Step 9. Show him the correct way to store the guitar
If a child knows the correct way to maintain his guitar, he will feel more ownership and responsibility for it and for his musical education.
- Have a soft cloth or pad (for example, an old T-shirt) handy and teach your child to clean his guitar after each class or practice session.
- You want to make sure your child has a quality case and get him into the habit of storing his guitar there when he's done playing each day.
Method 3 of 3: Teach Fun Songs
Step 1. Skip the traditional songs
Don't try too hard with traditional songs, like Estrellita, where are you? that contemporary children are not likely to be interested. Instead, opt for songs that are familiar to the child and that they already like.
- While some songs are great for beginners, even more complex songs can be broken down to simpler melodies.
- Ask the child what kind of music he likes. Ask him to make you a list of some of his favorite songs. It will be easier for the child to learn to play if you can include more songs than they already like.
Step 2. Use simple riffs from classic rock songs
In particular if the child wants to play the electric guitar, classic rock songs are recognizable and will also make the child feel like a rock star even if he only knows a few notes.
- For example, the riff for the song Smoke on the Water is a very simple classical progression that requires only one string. If the kid plays electric guitar, you can increase the distortion so that he can really rock to this song.
- Encourage the child to sing the fret numbers by playing. This will help you mentally establish a connection between pitch and finger placement on the fretboard.
Step 3. Look for free videos and resources online
You could spend money on professional apps or teachers, but this is not necessary. You can find a large number of resources online that will help you teach children to play the guitar.
- For example, you can search for instructional videos on YouTube, taking care to preview them to make sure they are kid-friendly and of good quality.
- You can also find websites run by professional teachers that post free online short lessons. For example, on Coursera, you can find free beginner guitar courses in collaboration with the Berklee College of Music. However, these classes may be too complex for younger children.

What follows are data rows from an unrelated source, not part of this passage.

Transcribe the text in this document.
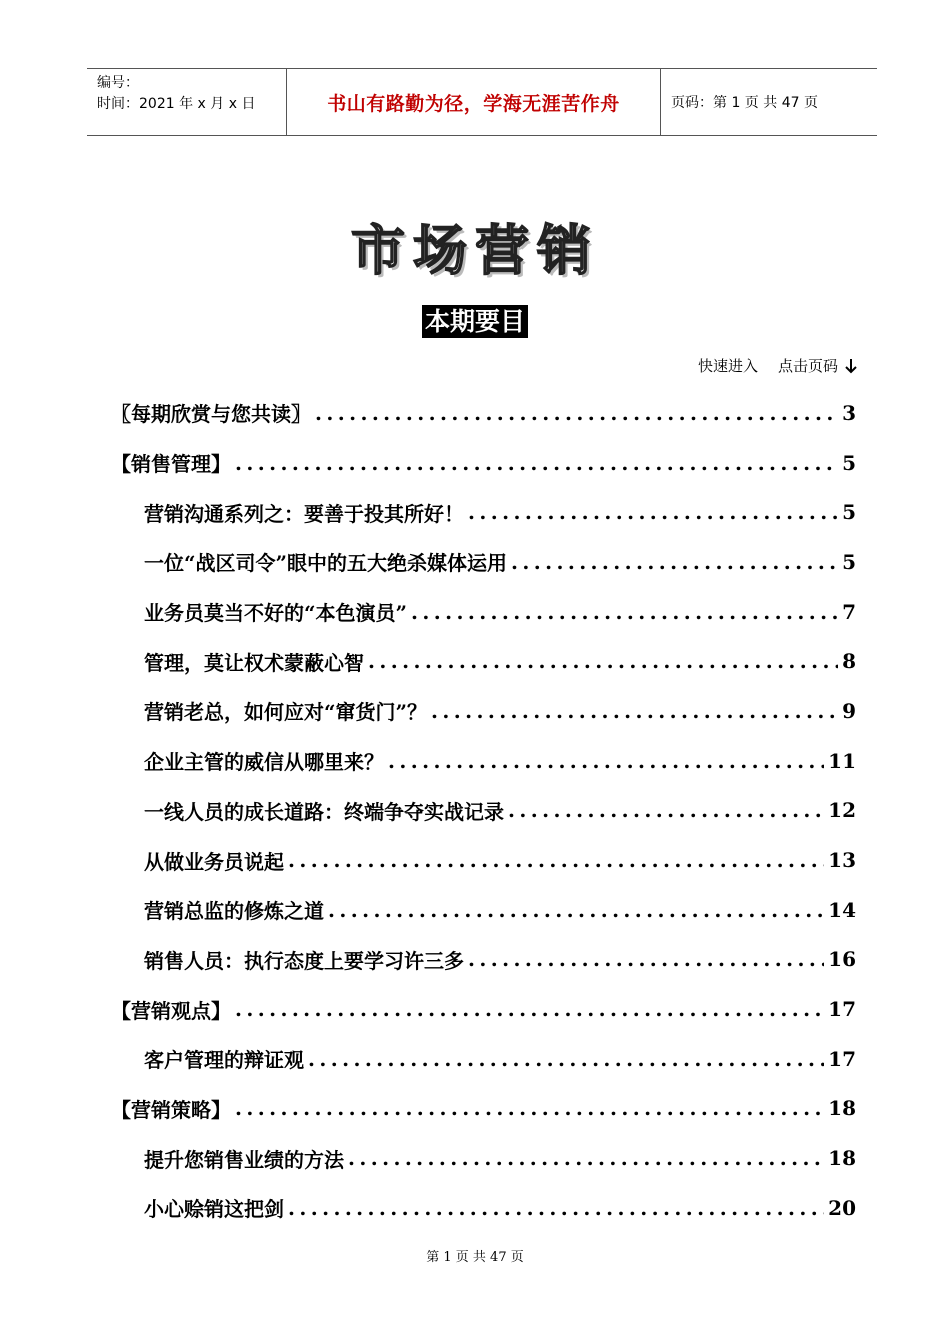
编号：
时间：2021 年 x 月 x 日	书山有路勤为径，学海无涯苦作舟	页码：第 1 页 共 47 页
市场营销
本期要目
快速进入 点击页码
〖每期欣赏与您共读〗 .....	3
【销售管理】 .....	5
营销沟通系列之：要善于投其所好！ .....	5
一位“战区司令”眼中的五大绝杀媒体运用 .....	5
业务员莫当不好的“本色演员” .....	7
管理，莫让权术蒙蔽心智 .....	8
营销老总，如何应对“窜货门”？ .....	9
企业主管的威信从哪里来？ .....	11
一线人员的成长道路：终端争夺实战记录 .....	12
从做业务员说起 .....	13
营销总监的修炼之道 .....	14
销售人员：执行态度上要学习许三多 .....	16
【营销观点】 .....	17
客户管理的辩证观 .....	17
【营销策略】 .....	18
提升您销售业绩的方法 .....	18
小心赊销这把剑 .....	20
第 1 页 共 47 页
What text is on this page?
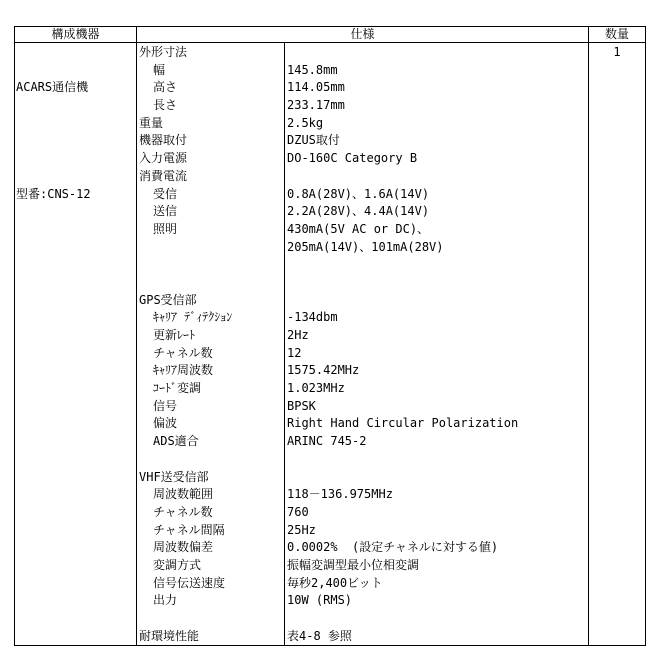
構成機器	仕様	数量

ACARS通信機

型番:CNS-12

1
外形寸法
幅
高さ
長さ
重量
機器取付
入力電源
消費電流
受信
送信
照明
GPS受信部
ｷｬﾘｱ ﾃﾞｨﾃｸｼｮﾝ
更新ﾚｰﾄ
チャネル数
ｷｬﾘｱ周波数
ｺｰﾄﾞ変調
信号
偏波
ADS適合
VHF送受信部
周波数範囲
チャネル数
チャネル間隔
周波数偏差
変調方式
信号伝送速度
出力
耐環境性能
145.8mm
114.05mm
233.17mm
2.5kg
DZUS取付
DO-160C Category B
0.8A(28V)、1.6A(14V)
2.2A(28V)、4.4A(14V)
430mA(5V AC or DC)、
205mA(14V)、101mA(28V)
-134dbm
2Hz
12
1575.42MHz
1.023MHz
BPSK
Right Hand Circular Polarization
ARINC 745-2
118－136.975MHz
760
25Hz
0.0002%  (設定チャネルに対する値)
振幅変調型最小位相変調
毎秒2,400ビット
10W (RMS)
表4-8 参照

- Another free website where you can get introductory and beginner videos that help kids learn guitar basics, like simple chords and how to tune the guitar, is Justin Guitar.
Step 4. Hold concerts at home
When your child has started to play a few riffs, a home concert might give him an opportunity to show off, as well as to feel more comfortable playing his instrument in front of a group of people. During the hottest time of year, you can hold the concerts in your backyard and invite the neighbors.